Here, id1 is the operating system identifier of the first operating system in the display order, id2 is the identifier of the second, and so on. Thus, you could change the display order of the operating systems identified in these BCD entries:

Windows Boot Loader
-------------------
identifier              {fcb757a2-7476-11e1-8312-bd48864d9bf1}
Windows Boot Loader
-------------------
identifier              {16b857b4-9e02-11e0-9c17-b7d085eb0682}

You can do this by using the following command:

bcdedit /displayorder {16b857b4-9e02-11e0-9c17-b7d085eb0682}
{fcb757a2-7476-11e1-8312-bd48864d9bf1}

You can set a particular operating system as the first entry by using /addfirst with /displayorder, such as:

bcdedit /displayorder {fcb757a2-7476-11e1-8312-bd48864d9bf1} /addfirst

You can set a particular operating system as the last entry by using /addlast with /displayorder, such as:

bcdedit /displayorder {fcb757a2-7476-11e1-8312-bd48864d9bf1} /addlast

You can change the default operating system entry by using the /default command. The syntax for this command is:

bcdedit /default id

Here, id is the operating system ID in the boot loader entry. Thus, you could set the operating system identified in this BCD entry as the default:

Windows Boot Loader
-------------------
identifier             {fcb757a2-7476-11e1-8312-bd48864d9bf1}

You can do this by using the following command:

bcdedit /default {fcb757a2-7476-11e1-8312-bd48864d9bf1}

If you want to use a pre–Windows Server 2008 operating system as the default, use the identifier for the Windows Legacy OS Loader. The related BCD entry looks like this:

Windows Legacy OS Loader
------------------------
identifier              {466f5a88-0af2-4f76-9038-095b170dc21c}
device                  partition=C:
path                    
tldr
description             Earlier Microsoft Windows Operating System

Following this, you could set Ntldr as the default by entering the following:

bcdedit /default {466f5a88-0af2-4f76-9038-095b170dc21c}

You can change the timeout value associated with the default operating system by using the /timeout command. Set the /timeout command to the desired wait time in seconds, such as:

bcdedit /timeout 30

To boot automatically to the default operating system, set the timeout to zero seconds.

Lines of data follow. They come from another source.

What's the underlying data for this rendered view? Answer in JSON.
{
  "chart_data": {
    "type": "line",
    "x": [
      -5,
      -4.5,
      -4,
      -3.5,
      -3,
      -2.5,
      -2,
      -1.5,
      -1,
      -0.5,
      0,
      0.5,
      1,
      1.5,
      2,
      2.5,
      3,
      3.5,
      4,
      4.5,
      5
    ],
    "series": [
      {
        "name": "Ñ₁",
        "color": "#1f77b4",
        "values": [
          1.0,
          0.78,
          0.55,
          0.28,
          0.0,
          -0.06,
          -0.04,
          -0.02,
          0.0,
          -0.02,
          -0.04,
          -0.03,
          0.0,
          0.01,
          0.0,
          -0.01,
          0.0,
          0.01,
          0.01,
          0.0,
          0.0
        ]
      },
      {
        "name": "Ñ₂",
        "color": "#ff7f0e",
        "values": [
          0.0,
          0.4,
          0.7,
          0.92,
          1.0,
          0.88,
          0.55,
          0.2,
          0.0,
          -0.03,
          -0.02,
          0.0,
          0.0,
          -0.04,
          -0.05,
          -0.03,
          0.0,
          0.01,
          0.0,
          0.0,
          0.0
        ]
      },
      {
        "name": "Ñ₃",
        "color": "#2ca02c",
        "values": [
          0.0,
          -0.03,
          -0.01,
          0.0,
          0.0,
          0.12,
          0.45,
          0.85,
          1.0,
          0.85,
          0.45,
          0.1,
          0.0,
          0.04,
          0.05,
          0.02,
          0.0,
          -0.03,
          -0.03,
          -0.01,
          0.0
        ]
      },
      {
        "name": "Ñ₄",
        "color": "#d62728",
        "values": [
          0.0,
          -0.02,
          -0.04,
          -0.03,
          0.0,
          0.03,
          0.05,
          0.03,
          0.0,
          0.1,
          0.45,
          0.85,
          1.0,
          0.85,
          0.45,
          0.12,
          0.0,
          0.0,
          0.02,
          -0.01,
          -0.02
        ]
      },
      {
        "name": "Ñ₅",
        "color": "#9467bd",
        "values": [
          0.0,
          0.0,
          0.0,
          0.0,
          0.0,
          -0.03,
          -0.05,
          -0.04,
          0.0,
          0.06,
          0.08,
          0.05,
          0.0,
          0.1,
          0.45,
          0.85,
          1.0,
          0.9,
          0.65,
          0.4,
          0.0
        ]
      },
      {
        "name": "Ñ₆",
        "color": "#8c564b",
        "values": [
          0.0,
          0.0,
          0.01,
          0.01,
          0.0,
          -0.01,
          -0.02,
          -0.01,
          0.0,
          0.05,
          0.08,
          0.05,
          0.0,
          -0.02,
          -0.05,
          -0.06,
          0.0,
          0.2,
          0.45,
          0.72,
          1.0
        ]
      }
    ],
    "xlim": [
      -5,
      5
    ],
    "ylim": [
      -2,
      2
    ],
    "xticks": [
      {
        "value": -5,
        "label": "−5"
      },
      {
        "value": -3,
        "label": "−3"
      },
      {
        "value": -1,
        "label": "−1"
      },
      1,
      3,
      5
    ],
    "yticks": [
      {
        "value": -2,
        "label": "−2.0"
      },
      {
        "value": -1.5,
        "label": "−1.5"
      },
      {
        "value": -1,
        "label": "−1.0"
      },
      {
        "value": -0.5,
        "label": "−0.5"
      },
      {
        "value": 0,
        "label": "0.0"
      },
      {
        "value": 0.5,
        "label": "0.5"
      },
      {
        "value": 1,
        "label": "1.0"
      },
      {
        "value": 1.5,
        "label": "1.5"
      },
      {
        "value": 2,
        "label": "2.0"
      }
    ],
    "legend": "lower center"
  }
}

Occasionally, you might want to boot to a particular operating system one time and then revert to the default boot order. To do this, you can use the /bootsequence command. Follow the command with the identifier of the operating system to which you want to boot after restarting the computer, such as:

bcdedit /bootsequence {14504de-e96b-11cd-a51b-89ace9305d5e}

When you restart the computer, the computer will set the specified operating system as the default for that restart only. Then, when you restart the computer again, the computer will use the original default boot order.